Late Work

Students are responsible for all work assigned in this class, whether or not they are present. Assignments must be completed on time. Late work will be penalized one letter grade unless you have a good excuse, and no assignments will be accepted more than one week late.

Students may rewrite their essays. Rewrites are due one week after the instructor hands graded assignments back to the class, whether or not you attend class that day.

Make-ups for missed examinations and quizzes are given at the discretion of the instructor. The absence must be excused under the same conditions as absence from class. In general, make-ups must be taken within one week of the original date of the exam.


Attendance is required. Excessive absence (more than 2 absences for weekly classes) can affect the participation grade.

Tardiness disrupts the class and is also discouraged. Any student arriving after the instructor has finished calling the roll may be considered tardy, and two incidents of unexcused tardiness count as one unexcused absence. Students who arrive late should check with the instructor at the end of class to make sure they are not marked absent.

Students are expected to remain in class until they are dismissed, unless they have received prior permission from the instructor to leave early. Early departure from class will be treated the same as tardiness--two such occurrences will constitute an unexcused absence.
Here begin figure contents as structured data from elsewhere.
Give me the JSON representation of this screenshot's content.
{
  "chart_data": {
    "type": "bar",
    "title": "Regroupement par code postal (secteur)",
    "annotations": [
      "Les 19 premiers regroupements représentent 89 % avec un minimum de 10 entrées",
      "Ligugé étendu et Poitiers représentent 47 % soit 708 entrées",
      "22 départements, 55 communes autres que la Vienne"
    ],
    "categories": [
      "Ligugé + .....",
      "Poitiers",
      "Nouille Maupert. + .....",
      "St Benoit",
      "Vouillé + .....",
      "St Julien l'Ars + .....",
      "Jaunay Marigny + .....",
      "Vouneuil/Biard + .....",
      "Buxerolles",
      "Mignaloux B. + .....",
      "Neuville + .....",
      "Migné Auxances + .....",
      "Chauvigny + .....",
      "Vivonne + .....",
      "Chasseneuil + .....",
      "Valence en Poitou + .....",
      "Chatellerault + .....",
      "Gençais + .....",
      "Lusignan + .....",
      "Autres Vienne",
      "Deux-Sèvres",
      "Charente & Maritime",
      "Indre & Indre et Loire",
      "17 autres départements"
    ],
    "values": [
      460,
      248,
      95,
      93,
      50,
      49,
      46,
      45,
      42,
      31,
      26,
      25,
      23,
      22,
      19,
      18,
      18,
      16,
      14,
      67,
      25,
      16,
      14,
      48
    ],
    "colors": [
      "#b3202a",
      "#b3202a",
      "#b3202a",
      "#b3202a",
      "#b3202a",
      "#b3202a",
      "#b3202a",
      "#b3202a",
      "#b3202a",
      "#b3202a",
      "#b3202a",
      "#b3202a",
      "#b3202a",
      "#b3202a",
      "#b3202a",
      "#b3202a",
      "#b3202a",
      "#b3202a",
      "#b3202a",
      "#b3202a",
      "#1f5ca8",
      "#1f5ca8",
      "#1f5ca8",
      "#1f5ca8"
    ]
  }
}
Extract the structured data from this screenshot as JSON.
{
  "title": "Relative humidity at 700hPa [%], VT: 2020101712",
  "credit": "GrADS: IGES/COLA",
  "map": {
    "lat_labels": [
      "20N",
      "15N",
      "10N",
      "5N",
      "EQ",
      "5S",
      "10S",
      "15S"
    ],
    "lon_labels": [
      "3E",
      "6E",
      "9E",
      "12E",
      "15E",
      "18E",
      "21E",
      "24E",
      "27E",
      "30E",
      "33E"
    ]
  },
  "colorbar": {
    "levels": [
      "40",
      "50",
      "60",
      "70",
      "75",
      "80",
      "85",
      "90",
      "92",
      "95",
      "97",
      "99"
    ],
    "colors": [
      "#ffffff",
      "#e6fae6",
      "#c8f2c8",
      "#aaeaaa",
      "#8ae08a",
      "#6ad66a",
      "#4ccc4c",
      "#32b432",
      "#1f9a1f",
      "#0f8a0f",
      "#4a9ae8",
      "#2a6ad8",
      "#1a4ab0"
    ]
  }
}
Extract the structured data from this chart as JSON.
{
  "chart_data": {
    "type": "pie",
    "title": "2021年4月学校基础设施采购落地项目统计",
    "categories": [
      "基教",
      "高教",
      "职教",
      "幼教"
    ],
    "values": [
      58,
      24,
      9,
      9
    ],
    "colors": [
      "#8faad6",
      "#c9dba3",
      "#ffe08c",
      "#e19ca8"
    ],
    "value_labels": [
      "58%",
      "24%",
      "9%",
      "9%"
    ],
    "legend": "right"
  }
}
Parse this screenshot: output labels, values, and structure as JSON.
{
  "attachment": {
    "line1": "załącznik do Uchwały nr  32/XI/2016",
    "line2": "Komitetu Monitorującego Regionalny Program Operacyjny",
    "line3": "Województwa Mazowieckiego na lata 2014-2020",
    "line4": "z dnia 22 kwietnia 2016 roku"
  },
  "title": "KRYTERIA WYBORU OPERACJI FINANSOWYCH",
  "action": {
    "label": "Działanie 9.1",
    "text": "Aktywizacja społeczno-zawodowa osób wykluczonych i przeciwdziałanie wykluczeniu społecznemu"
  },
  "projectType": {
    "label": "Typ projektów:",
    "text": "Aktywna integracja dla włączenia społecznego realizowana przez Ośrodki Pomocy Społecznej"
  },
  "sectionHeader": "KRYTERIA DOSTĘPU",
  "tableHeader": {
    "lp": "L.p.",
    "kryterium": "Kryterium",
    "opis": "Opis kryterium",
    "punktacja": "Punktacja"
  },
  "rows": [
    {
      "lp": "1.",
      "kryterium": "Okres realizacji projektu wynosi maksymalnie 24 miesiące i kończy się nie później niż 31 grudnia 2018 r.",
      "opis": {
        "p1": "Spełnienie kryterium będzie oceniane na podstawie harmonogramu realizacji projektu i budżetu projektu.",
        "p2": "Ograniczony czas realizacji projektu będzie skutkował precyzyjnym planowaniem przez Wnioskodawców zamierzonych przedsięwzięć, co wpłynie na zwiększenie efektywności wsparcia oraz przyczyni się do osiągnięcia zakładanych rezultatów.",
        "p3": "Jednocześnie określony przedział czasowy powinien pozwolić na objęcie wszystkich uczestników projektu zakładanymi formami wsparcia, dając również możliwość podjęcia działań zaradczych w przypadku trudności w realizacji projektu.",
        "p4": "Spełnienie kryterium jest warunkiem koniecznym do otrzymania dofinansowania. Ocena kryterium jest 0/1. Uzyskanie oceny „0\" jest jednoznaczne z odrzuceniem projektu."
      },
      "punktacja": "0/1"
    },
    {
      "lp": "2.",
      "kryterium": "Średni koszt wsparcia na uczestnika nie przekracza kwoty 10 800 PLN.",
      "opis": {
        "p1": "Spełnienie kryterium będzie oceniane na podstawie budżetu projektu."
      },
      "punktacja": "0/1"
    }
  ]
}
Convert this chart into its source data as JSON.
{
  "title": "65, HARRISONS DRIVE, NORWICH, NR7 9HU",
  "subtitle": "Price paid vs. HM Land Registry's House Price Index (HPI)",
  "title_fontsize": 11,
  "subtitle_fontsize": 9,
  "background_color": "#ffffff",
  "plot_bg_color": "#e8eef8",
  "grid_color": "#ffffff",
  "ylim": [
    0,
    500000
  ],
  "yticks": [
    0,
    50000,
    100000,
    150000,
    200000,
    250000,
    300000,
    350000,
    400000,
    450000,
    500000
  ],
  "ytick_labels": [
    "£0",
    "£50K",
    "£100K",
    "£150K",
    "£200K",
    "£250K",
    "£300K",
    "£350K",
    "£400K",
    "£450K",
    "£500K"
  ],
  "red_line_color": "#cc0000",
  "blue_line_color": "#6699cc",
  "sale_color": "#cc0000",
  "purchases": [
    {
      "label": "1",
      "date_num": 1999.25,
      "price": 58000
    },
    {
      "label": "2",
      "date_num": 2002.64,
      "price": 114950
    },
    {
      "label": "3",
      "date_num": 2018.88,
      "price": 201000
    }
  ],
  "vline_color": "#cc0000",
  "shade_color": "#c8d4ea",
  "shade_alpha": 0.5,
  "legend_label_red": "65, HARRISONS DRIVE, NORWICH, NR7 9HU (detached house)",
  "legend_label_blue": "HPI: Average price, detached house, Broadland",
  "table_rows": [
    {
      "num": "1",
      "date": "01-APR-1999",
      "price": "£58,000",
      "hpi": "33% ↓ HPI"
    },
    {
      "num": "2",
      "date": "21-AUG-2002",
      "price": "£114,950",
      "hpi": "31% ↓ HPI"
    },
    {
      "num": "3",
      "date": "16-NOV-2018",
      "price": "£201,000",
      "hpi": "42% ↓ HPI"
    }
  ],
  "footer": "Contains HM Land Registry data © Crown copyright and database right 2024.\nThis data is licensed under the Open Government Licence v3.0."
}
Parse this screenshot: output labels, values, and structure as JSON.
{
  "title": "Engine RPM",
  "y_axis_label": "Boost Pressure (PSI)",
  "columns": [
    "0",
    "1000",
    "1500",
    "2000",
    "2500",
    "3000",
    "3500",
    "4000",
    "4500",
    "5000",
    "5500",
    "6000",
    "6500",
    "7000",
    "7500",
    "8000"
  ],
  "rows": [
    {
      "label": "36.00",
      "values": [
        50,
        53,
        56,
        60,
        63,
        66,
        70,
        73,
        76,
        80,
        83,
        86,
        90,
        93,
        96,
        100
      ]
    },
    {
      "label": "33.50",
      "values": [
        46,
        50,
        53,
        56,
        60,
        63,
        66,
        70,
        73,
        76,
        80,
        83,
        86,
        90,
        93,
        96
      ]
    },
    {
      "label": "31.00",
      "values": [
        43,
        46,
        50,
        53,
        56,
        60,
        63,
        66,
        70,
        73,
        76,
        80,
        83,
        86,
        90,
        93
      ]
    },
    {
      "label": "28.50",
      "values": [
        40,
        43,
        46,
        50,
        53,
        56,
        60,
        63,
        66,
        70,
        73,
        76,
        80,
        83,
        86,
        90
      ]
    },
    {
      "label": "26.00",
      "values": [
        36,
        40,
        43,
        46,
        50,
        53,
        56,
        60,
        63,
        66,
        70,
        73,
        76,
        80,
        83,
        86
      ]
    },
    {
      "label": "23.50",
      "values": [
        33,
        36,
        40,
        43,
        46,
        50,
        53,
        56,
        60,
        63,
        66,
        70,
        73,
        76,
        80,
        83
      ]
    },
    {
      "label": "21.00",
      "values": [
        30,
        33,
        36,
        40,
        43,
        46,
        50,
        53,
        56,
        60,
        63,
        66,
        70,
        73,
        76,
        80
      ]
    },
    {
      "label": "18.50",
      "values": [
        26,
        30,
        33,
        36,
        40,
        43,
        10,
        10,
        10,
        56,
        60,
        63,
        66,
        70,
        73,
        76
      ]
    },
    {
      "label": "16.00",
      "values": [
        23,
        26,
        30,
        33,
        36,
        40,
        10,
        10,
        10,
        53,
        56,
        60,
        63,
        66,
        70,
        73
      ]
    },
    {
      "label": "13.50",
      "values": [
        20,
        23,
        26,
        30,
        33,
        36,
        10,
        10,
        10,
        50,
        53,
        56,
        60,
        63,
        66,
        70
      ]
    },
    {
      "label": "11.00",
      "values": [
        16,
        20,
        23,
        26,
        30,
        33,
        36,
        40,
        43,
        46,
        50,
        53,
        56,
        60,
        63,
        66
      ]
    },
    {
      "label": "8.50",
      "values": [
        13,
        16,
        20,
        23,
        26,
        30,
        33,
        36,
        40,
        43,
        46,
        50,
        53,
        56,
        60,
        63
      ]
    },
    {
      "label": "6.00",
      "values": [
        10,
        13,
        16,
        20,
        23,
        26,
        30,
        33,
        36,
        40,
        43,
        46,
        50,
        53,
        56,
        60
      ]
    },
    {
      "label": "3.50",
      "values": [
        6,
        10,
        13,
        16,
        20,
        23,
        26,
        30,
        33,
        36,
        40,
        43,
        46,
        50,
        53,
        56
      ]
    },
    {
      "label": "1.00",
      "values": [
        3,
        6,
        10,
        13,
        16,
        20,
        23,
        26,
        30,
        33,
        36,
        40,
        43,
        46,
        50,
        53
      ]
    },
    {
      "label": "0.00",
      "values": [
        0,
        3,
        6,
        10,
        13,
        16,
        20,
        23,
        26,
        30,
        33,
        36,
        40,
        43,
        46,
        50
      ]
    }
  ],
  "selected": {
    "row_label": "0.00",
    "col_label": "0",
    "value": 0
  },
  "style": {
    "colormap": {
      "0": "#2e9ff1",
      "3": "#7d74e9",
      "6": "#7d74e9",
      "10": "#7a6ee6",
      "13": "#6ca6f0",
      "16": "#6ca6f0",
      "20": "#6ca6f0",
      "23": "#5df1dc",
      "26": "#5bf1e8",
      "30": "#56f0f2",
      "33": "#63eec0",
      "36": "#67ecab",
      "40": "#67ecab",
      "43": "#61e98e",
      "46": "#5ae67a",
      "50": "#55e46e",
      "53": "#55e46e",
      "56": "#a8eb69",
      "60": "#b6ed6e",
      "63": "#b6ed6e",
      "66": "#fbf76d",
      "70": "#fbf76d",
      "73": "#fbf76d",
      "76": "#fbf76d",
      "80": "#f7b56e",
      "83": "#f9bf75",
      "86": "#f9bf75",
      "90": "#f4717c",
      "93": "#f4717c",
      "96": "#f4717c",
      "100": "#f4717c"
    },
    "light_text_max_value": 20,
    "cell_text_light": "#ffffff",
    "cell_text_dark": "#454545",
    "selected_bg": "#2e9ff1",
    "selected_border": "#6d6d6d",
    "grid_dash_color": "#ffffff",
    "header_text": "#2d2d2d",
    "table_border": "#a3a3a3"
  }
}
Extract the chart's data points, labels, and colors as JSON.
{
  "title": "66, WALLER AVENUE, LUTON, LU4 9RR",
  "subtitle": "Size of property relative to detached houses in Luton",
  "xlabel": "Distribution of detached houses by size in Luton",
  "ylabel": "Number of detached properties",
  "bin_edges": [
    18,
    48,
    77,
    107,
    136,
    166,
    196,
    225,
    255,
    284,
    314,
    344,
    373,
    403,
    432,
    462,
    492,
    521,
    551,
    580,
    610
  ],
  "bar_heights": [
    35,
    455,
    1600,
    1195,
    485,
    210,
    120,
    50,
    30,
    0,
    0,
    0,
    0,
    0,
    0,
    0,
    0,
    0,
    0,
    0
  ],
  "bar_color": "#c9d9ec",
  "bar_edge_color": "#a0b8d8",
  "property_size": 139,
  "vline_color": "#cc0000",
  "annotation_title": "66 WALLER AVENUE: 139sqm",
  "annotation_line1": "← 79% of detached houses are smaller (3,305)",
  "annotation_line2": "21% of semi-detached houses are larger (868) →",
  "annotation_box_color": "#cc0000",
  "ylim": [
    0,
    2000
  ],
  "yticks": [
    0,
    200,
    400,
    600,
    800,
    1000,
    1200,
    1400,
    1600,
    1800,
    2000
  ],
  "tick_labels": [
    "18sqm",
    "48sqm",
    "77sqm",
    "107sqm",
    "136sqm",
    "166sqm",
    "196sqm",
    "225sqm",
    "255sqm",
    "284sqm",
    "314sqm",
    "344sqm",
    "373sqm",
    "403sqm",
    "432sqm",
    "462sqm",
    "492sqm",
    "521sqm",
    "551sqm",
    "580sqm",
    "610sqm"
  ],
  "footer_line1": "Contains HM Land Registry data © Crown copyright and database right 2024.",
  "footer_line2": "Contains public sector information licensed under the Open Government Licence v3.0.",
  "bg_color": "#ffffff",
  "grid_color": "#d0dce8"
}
Excuses for tardiness and absence will be accepted at the discretion of the instructor. Written documentation may be required, especially for lengthy or repeated problems. Students should bring excuses to the instructor's attention as soon as possible--before the event if it is foreseeable, immediately after if not. Excuses for tardiness should be discussed with the instructor immediately after the class for which the student is tardy; excuses for absence should be discussed the first day the student returns to class. With rare exceptions, excuses will not be accepted after these dates.


All students are expected to come to class prepared to discuss the assigned material. This implies that students should read the material before class. Perfect comprehension is not expected at the beginning of class, but students should be familiar with the topic and the major points, and they should have identified areas they do not understand well enough to ask focused, intelligent questions about them. The instructor reserves the right to give unannounced quizzes or other assignments to check students' preparation.

There are three principal ways students can participate:

  1. by asking and answering questions in class,
  2. by contributing to team projects
  3. by discussing courses material with the instructor during office hours.

Students are expected to observe normal courtesy in class. They are expected to pay attention to the instructor, to take detailed notes, to refrain from personal conversation, and to avoid any other behavior that disturbs others. A student who does not observe these courtesies may be asked to leave the room.

Academic Honesty

Students should be aware that a university is a community of scholars committed to the discovery and dissemination of knowledge and truth. Without freedom to investigate all materials, scrupulous honesty in reporting findings, and proper acknowledgment of credit, such a community can not survive. Students are expected to adhere to the highest traditions of scholarship. Infractions of these traditions, such as plagiarism (cheating), are not tolerated. Misrepresenting someone else's words or ideas as one's own constitutes plagiarism. In cases where plagiarism occurs, the instructor has the right to penalize the student(s) as he or she thinks appropriate. One guideline holds that the first offence results in failure of the assignment, the second offence in failure of the course.